Selain memasak telur sampai matang, berikut cara-cara yang bisa dilakukan agar telur terhindar dari bakteri salmonella.

- Rebus telur ayam minimal 7 menit.
- Goreng telur dengan merata pada kedua sisinya.
- Jangan membeli dan mengolah telur yang sudah rusak atau retak.
- Cuci tangan setelah telur diolah untuk meminimalisir penyebaran bakteri.
- Cuci juga peralatan yang digunakan untuk memasak telur menggunakan air hangat.
- Tempatkan telur dengan terpisah dari makanan lain dalam kulkas.
- Konsumsi segera makanan yang mengandung telur. Jika tidak segera dimakan, simpan di dalam kulkas. Namun harus segera dikonsumsi sebelum hari ketiga.
- Masa terbaik untuk mengonsumsi telur adalah maksimal 28 hari setelah menetas. Sangat penting untuk menyimpan telur dalam kulkas. Jika tidak, simpan di dalam ruangan yang suhunya di bawah 20 derajat celcius.
- Rutin membersihkan dapur dengan semprotan antibakteri.

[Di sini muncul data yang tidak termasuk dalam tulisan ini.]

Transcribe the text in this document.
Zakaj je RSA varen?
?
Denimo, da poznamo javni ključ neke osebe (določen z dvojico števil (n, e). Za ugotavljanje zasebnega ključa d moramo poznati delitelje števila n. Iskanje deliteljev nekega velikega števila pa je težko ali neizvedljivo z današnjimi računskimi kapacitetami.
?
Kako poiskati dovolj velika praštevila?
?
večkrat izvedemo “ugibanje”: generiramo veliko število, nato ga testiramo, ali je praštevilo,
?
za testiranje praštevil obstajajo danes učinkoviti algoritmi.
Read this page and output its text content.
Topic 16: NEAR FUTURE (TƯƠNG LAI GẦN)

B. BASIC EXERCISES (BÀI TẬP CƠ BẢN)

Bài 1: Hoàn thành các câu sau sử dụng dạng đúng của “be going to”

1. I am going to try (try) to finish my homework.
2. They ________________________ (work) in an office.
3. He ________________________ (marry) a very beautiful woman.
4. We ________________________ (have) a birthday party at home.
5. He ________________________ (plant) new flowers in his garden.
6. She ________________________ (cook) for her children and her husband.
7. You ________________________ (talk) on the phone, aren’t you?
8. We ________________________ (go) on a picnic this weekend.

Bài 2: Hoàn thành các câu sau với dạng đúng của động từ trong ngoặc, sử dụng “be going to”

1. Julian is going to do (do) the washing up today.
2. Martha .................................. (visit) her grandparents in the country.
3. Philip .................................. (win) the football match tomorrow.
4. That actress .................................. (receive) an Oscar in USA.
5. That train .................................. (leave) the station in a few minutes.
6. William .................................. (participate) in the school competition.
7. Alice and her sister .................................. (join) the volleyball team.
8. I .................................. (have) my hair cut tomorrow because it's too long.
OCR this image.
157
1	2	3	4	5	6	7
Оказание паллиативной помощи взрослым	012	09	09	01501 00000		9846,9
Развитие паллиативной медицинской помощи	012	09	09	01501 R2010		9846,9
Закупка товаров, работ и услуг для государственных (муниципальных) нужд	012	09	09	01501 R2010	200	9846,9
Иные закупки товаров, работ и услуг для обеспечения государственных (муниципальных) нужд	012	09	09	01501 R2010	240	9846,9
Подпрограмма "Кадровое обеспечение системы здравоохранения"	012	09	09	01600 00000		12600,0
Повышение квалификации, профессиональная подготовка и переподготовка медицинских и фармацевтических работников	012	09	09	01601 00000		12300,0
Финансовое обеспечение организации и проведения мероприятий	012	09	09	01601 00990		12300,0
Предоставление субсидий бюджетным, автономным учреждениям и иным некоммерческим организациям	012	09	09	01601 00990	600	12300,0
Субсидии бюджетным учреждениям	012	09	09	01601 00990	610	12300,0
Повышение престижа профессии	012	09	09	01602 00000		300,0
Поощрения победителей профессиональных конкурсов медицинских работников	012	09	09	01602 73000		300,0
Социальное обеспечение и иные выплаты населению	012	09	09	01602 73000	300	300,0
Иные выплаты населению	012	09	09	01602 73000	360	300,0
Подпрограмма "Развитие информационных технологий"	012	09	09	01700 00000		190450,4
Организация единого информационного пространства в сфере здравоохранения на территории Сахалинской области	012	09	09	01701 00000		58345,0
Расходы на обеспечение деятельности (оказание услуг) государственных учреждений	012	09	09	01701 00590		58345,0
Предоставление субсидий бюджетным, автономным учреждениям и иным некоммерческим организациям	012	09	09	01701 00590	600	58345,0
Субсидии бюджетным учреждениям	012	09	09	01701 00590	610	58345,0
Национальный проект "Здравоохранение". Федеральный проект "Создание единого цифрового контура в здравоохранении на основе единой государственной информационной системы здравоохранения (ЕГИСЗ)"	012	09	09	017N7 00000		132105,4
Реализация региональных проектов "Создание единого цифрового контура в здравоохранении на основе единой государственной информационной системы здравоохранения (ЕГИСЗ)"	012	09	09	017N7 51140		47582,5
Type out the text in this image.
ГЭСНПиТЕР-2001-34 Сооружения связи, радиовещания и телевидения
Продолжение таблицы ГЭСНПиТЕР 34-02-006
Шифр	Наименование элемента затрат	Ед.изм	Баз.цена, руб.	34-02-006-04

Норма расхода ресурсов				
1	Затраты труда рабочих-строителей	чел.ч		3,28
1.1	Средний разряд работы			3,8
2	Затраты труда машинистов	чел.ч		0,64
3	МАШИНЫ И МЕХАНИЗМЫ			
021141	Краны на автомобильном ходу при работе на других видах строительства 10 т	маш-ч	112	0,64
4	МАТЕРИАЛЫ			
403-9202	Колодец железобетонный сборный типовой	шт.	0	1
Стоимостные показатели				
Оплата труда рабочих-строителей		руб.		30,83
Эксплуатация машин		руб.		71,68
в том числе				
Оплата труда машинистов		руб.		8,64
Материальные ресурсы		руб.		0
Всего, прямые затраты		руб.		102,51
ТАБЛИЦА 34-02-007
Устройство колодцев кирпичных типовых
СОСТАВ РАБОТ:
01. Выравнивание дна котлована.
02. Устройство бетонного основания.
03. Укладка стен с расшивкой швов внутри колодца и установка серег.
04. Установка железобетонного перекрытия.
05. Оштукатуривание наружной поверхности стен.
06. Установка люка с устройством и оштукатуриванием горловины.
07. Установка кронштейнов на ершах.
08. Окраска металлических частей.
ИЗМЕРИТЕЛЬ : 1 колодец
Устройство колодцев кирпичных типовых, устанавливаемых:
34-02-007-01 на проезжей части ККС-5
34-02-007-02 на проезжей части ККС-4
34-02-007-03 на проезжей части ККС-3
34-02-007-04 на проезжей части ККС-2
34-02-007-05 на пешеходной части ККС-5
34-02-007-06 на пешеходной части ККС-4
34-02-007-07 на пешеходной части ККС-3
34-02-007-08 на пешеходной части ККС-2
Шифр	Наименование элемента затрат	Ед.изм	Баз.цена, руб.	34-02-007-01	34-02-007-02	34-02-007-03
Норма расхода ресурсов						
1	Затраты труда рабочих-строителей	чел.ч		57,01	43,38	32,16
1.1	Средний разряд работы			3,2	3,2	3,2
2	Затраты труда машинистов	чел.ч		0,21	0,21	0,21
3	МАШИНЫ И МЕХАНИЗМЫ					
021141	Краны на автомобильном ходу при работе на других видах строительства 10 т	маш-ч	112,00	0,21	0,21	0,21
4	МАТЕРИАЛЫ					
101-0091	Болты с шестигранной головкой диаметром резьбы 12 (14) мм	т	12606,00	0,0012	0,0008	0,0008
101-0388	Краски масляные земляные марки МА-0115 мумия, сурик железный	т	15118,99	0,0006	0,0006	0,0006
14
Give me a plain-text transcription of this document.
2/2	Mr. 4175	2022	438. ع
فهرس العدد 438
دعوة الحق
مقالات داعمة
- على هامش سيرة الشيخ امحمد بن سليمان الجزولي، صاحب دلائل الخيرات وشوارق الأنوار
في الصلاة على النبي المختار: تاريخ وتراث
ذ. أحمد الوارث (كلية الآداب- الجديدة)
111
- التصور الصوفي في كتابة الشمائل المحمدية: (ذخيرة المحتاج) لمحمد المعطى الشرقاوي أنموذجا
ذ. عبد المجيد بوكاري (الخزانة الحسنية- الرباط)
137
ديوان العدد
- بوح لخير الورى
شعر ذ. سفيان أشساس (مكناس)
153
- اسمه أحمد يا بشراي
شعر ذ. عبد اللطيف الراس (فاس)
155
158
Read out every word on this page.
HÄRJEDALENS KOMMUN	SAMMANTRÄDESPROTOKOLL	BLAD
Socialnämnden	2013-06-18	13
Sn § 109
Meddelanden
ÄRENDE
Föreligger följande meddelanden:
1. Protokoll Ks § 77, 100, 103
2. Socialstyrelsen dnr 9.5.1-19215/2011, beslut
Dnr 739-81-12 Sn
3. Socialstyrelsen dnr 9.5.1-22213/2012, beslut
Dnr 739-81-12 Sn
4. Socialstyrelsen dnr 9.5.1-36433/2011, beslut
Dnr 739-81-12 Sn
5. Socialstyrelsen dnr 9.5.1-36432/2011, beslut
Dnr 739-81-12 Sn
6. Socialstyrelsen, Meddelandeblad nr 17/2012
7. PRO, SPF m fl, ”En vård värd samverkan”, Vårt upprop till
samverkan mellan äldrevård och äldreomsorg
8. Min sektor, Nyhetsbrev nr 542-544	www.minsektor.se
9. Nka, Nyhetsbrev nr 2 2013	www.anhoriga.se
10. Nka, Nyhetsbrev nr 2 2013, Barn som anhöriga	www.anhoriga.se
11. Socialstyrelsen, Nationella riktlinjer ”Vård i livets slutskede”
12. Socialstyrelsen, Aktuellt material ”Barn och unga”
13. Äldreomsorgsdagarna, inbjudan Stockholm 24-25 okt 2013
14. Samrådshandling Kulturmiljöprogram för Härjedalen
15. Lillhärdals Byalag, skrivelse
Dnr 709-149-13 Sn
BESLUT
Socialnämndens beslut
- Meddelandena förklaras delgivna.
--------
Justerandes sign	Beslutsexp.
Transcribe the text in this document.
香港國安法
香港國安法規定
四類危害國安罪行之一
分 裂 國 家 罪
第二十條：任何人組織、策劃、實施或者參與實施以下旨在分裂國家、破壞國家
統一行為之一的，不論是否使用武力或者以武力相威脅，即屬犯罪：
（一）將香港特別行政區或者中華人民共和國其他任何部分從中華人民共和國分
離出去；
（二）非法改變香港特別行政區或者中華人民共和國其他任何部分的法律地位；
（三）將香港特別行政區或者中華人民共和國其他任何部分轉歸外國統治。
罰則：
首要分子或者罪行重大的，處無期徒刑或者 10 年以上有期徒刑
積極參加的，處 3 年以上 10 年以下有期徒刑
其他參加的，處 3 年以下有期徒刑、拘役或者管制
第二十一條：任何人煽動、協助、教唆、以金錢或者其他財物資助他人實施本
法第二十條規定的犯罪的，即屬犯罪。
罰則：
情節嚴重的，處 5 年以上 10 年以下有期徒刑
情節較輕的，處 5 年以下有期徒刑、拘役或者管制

Ada kelompok orang yang lebih rentan mengalami infeksi bakteri salmonella seperti orang lanjut usia, bayi dan balita, ibu hamil, dan orang yang sedang sakit. Gejala-gejala orang yang terinfeksi bakteri salmonella di antaranya sakit perut bagian atas, demam tinggi, sakit kepala, diare dan muntah parah, serta adanya darah pada tinja. Gejala tersebut berlangsung selama 4 sampai dengan 7 hari dan bisa sembuh dengan sendirinya tanpa antibiotik.

Akibat paling parah dari infeksi bakteri salmonella adalah tersebarnya infeksi dari usus sampai ke pembuluh darah serta organ tubuh lainnya. Jika dibiarkan, kondisi ini bisa menyebabkan kematian. Mengonsumsi telur secara sehat bisa dilakukan dengan merebusnya tanpa menambahkan garam atau bisa juga dibikin orak-arik tanpa menggunakan mentega, tetapi menggunakan minyak zaitun. Dianjurkan untuk tidak menggorengnya dalam rendaman minyak, karena akan menambah kandungan lemaknya.